As a Christian, it is not just a matter of looking different and acting different. (Teenages have been doing that for generations.) If we dress Plain and live simply just because we are fascinated by the Amish, the novelty will wear off and we will tire of the game. I practice Plain life because it is my calling, my discipline and my sacrifice to God.
It is my calling, my vocation. I am called to live out my faith in a particular way, and Plain is part of that. It is my discipline because it keeps me faithful and mindful of the way of Jesus Christ. It is my sacrifice to God because I have given up the things of the world that pleased me most. My prayerful goal is to strip off the layers of worldiness from my personality and my soul, to be outwardly what God has told me inwardly.
How is this life in the Kingdom of God lived? It’s the simple way of living, the deliberate modesty and covering. It is daily prayer and Bible study. It is refusing to do things that other people take for granted – recreational shopping, enhancing one’s appearance, going to casinos. It is also something deeper than that. I mentioned credit cards; I am opposed to borrowing money for high interest rates. This just impoverishes people and drives up the real cost of goods. We have to pay taxes and buy car insurance, but I won’t buy life insurance. We will accept charitable help when we must, because stubborn pride and starving to death can go hand in hand. We will be collecting the disability insurance Nicholas had through his Canadian pension; he paid into it for many years and there really isn’t anway to opt of it if one is working in Canada.

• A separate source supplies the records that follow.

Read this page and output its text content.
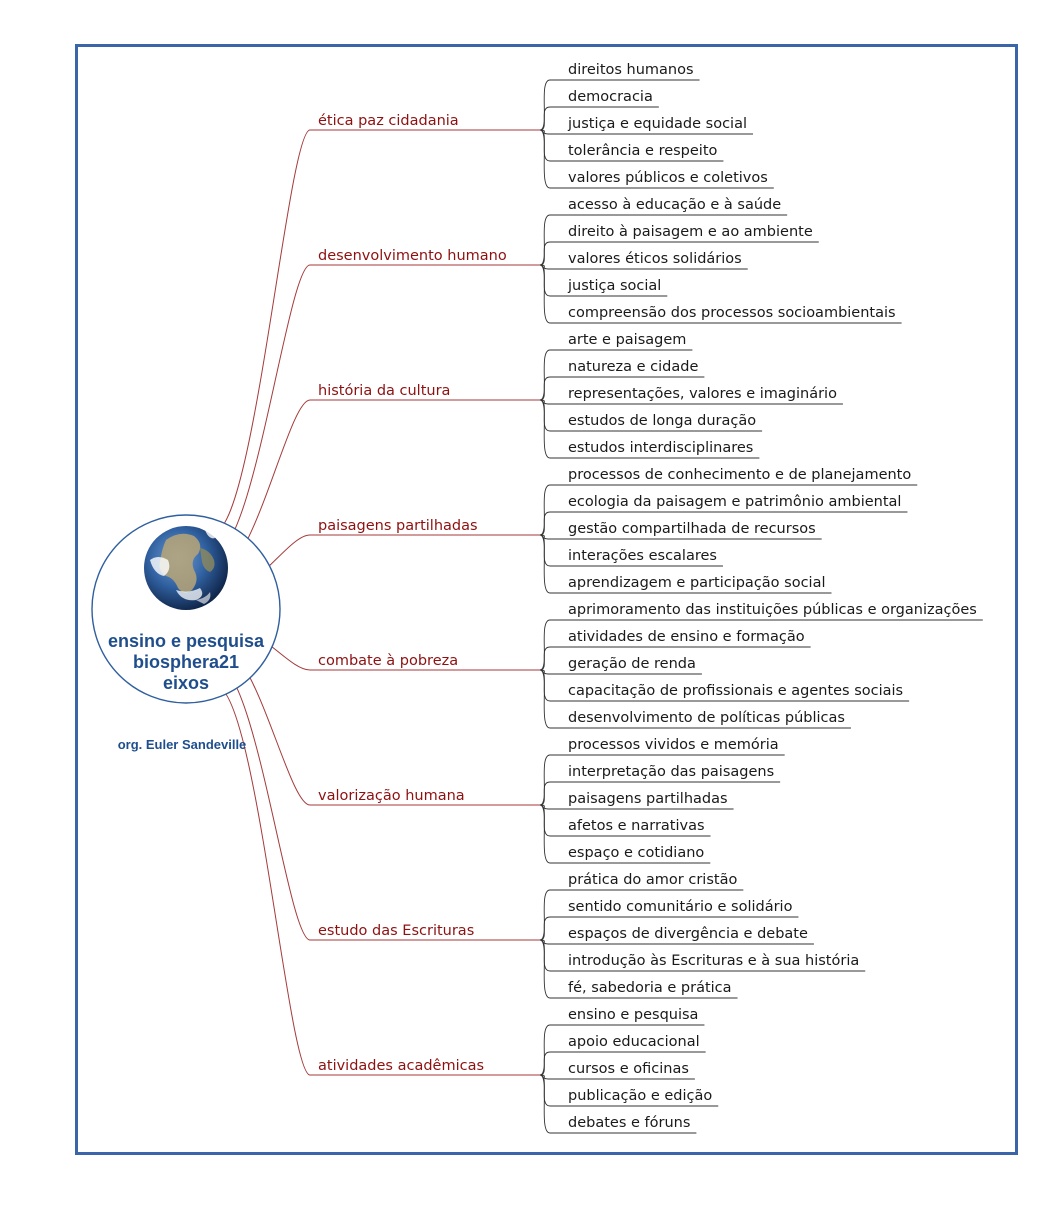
ensino e pesquisa
biosphera21
eixos
org. Euler Sandeville
ética paz cidadania
direitos humanos
democracia
justiça e equidade social
tolerância e respeito
valores públicos e coletivos
desenvolvimento humano
acesso à educação e à saúde
direito à paisagem e ao ambiente
valores éticos solidários
justiça social
compreensão dos processos socioambientais
história da cultura
arte e paisagem
natureza e cidade
representações, valores e imaginário
estudos de longa duração
estudos interdisciplinares
paisagens partilhadas
processos de conhecimento e de planejamento
ecologia da paisagem e patrimônio ambiental
gestão compartilhada de recursos
interações escalares
aprendizagem e participação social
combate à pobreza
aprimoramento das instituições públicas e organizações
atividades de ensino e formação
geração de renda
capacitação de profissionais e agentes sociais
desenvolvimento de políticas públicas
valorização humana
processos vividos e memória
interpretação das paisagens
paisagens partilhadas
afetos e narrativas
espaço e cotidiano
estudo das Escrituras
prática do amor cristão
sentido comunitário e solidário
espaços de divergência e debate
introdução às Escrituras e à sua história
fé, sabedoria e prática
atividades acadêmicas
ensino e pesquisa
apoio educacional
cursos e oficinas
publicação e edição
debates e fóruns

We will not sue other Christians – and I’ve never had an opportunity to bring a suit against anyone else. We are admonished in scripture to take our case before the bodyof Christ and not to the civil courts. The legal system is of this world; it sets people in adversity against each other. I could have sued the church when my employment was unjustly terminated, according to a lawyer we consulted. I chose not to, for more than one reason, but primarily because it is not Biblical. I could not see any possibility of reconciliation with the church if I brought a lawsuit. We are still not completely reconciled; I pray for it everyday. I have asked for forgiveness and reconciliation, and it is not resolved yet, after five years. But we are also admonished to be patient in our petitions.

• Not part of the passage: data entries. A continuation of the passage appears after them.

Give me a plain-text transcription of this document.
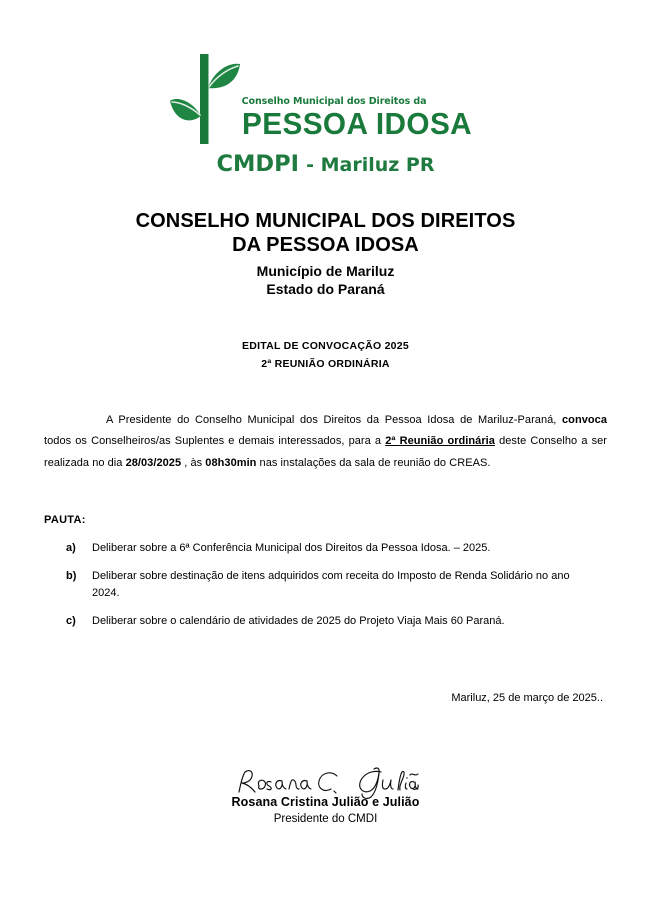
Conselho Municipal dos Direitos da
PESSOA IDOSA
CMDPI - Mariluz PR
CONSELHO MUNICIPAL DOS DIREITOS
DA PESSOA IDOSA
Município de Mariluz
Estado do Paraná
EDITAL DE CONVOCAÇÃO 2025
2ª REUNIÃO ORDINÁRIA

A Presidente do Conselho Municipal dos Direitos da Pessoa Idosa de Mariluz-Paraná, convoca todos os Conselheiros/as Suplentes e demais interessados, para a 2ª Reunião ordinária deste Conselho a ser realizada no dia 28/03/2025 , às 08h30min nas instalações da sala de reunião do CREAS.

PAUTA:
a)	Deliberar sobre a 6ª Conferência Municipal dos Direitos da Pessoa Idosa. – 2025.
b)	Deliberar sobre destinação de itens adquiridos com receita do Imposto de Renda Solidário no ano 2024.
c)	Deliberar sobre o calendário de atividades de 2025 do Projeto Viaja Mais 60 Paraná.
Mariluz, 25 de março de 2025..
Rosana Cristina Julião e Julião
Presidente do CMDI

We did not sue the hospital where Nicholas was so badly injured. There was a communications error and a mistake made, but it was not negligence or maliciousness that caused the accident. Suing the hospital would have helped us a lot financially, but it would have brought harm to our neigbours who support that hospital with their taxes. The hospital did a lot to make up for what happened; individual staff members were kind and generous, as were people of the community. They did what they could. I did not want to gain by injuring them.
Yes, people think we are crazy. They think we are religious fanatics. They think we must have guilty consciences and are trying to make up to God for it. But we are reconciled in Christ; we are forgiven and made whole. Nothing crazy about that!